I will go through it ASAP and try to replicate. But, is there a way to list the folders? I mean, the latest code you gave will work when I know the folder name. In case I automate the process and new folder is created and files are kept, it won't work for the new folder, right? That's why I also wanted listing folder, just in-case. Anyway, the present solution should work for my use-case.

Lot of thanks to both of you. I will update here, once I run the experiment.

AakashBasu on 28 Mar 2019

Don't thank me, @vgrem is to blame :) ... and I'm not sure, maybe there are other ways of achieving the same ....

right, to list all the folders inside Shared Documents document library you may try:

    list_object = ctx.web.lists.get_by_title(listTitle)
    folder = list_object.root_folder        
    ctx.load(folder)
    ctx.execute_query()

    folders = folder.folders
    ctx.load(folders)
    ctx.execute_query()

    for myfolder in folders:
        print("File name: {0}".format(myfolder.properties["Name"]))

Bachatero on 28 Mar 2019

🎉4 ❤1

Fantastic. Iterative folder content printing and download worked!

Thank you,

AakashBasu on 29 Mar 2019

This code downloads corrupted pdf files. THey are empty - 156 bytes. Any ideas why?

mamonovayuliya on 9 Jan 2021

I am also getting corrupted pdf files with only 1kb filename by using above cosde. Any idea?

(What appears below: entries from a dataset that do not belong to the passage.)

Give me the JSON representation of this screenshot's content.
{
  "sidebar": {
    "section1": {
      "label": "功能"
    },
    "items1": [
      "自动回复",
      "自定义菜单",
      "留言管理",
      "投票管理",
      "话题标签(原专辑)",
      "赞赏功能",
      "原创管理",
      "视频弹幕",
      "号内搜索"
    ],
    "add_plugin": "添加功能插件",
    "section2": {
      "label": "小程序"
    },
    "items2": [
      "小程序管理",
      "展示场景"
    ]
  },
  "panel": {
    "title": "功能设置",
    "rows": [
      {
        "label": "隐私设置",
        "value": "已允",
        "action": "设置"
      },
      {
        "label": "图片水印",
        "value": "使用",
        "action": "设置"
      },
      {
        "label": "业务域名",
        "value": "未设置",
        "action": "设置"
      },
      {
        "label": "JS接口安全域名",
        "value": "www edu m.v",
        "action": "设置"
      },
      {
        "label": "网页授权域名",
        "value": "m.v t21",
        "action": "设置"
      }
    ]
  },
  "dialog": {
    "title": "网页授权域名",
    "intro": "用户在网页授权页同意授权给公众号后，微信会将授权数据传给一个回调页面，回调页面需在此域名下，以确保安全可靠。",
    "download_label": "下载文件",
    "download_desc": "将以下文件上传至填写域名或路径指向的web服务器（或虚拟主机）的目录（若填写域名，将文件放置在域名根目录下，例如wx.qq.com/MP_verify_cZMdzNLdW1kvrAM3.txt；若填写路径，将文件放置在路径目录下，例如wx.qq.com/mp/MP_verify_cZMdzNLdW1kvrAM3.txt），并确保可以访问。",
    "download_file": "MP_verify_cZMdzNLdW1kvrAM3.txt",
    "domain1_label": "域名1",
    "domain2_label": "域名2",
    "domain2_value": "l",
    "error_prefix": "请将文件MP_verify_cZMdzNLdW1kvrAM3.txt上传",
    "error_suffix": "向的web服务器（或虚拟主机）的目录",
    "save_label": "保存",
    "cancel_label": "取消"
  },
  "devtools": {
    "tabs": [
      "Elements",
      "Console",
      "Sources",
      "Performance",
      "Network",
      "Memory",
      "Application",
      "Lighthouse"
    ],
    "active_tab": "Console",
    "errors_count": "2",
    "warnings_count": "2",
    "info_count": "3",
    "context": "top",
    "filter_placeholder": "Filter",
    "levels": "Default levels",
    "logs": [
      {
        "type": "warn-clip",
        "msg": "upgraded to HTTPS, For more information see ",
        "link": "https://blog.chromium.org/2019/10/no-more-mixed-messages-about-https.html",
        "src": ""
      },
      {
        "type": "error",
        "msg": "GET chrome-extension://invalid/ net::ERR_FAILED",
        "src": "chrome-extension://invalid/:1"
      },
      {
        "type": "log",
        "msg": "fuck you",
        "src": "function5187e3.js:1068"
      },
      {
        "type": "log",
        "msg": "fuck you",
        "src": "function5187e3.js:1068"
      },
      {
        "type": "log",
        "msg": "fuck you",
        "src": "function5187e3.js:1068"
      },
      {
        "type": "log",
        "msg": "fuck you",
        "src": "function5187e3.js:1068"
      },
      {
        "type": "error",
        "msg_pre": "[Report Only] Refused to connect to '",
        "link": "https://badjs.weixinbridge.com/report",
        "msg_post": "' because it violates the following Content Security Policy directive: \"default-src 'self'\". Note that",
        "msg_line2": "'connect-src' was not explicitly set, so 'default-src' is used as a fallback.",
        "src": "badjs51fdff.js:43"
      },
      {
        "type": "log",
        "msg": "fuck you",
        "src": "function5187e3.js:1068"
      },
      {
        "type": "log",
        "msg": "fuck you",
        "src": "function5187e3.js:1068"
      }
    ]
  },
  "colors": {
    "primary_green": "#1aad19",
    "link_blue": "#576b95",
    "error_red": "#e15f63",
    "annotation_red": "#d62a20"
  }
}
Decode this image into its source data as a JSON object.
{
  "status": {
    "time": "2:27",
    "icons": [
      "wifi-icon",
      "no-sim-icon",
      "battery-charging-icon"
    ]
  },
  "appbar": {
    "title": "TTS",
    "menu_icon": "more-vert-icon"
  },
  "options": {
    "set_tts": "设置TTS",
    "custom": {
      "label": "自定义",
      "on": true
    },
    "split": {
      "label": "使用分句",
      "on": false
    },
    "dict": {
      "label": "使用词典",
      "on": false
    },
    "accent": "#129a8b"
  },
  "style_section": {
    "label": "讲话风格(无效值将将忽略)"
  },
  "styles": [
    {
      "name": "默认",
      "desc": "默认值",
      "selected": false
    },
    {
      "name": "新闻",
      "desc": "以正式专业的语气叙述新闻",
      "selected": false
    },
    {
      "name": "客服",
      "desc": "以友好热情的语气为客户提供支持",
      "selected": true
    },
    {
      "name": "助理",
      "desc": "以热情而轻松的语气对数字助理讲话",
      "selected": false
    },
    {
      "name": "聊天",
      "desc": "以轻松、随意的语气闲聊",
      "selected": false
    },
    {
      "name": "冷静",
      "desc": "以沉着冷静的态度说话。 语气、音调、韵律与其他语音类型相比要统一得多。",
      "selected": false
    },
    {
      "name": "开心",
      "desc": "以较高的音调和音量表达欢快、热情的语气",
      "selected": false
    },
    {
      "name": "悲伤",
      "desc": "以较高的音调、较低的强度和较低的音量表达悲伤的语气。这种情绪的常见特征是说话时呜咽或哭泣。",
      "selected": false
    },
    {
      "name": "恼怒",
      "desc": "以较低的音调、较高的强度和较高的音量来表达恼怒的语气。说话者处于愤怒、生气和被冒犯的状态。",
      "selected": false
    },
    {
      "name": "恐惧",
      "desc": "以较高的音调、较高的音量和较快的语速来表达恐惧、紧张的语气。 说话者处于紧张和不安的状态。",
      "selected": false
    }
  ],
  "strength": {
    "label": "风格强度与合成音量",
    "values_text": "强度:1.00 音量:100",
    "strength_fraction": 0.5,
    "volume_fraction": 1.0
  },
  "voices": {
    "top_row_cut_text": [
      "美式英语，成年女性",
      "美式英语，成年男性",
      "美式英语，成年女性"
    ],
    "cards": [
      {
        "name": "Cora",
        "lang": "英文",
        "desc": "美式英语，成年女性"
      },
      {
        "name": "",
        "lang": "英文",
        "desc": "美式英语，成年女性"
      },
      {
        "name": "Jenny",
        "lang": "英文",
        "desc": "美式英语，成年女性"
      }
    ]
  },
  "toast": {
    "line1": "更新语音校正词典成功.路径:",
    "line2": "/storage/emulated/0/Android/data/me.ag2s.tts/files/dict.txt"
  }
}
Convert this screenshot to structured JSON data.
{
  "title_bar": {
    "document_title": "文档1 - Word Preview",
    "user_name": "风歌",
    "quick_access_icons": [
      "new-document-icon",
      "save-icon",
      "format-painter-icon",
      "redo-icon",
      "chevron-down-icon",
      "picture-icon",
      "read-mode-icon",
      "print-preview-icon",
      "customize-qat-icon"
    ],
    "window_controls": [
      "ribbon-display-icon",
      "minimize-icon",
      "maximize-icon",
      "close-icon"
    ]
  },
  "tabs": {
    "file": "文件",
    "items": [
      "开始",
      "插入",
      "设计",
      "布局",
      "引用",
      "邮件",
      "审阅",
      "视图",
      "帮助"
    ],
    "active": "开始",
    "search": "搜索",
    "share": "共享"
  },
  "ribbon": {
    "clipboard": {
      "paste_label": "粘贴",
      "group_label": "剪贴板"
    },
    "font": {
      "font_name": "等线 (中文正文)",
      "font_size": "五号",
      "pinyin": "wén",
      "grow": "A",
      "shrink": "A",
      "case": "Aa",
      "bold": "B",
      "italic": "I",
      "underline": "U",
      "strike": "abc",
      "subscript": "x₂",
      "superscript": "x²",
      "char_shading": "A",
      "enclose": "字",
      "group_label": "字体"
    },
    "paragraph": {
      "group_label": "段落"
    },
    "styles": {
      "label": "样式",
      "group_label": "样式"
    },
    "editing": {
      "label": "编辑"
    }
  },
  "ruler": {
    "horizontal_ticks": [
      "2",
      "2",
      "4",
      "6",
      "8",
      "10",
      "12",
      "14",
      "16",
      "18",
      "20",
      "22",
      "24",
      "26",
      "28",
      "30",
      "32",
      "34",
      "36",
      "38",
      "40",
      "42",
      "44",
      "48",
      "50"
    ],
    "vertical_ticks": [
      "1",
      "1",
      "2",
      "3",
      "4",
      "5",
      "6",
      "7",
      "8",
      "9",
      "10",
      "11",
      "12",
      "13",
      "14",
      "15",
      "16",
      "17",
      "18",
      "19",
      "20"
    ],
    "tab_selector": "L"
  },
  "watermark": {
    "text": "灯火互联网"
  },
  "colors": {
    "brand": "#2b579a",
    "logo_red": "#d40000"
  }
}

shivparashar1984 on 10 Jan 2021

I am also getting corrupted pdf files with only 1kb filename by using above code. Any idea?

I figured it out, for me the reason was the relative url. When I need to list folder content, I don't need to add /sites/sitename/library etc., it just has to be /library. But when I am downloading the files already, I need to add /sites/sitename/folder/file.

This is really weird, because I still can access and download files without adding /sites/sitename/, but the content is corrupted then. At the same time, if I add /sites/sitename/ when I am getting folder content, it throws an error, and only works if I start relative url with a library.

It is weird that every single resource suggests to add /sites/sitename to relative url for both folder content and file content.

mamonovayuliya on 11 Jan 2021

Thanks for suggestion. can you share final working code . If we want to download all contents of subfolder like /sites/sitename/Documents/somefolder then what would be final code?

shivparashar1984 on 11 Jan 2021

Thanks guys. This helps solve a lot of problems and issues faced while using the Sharepoint package.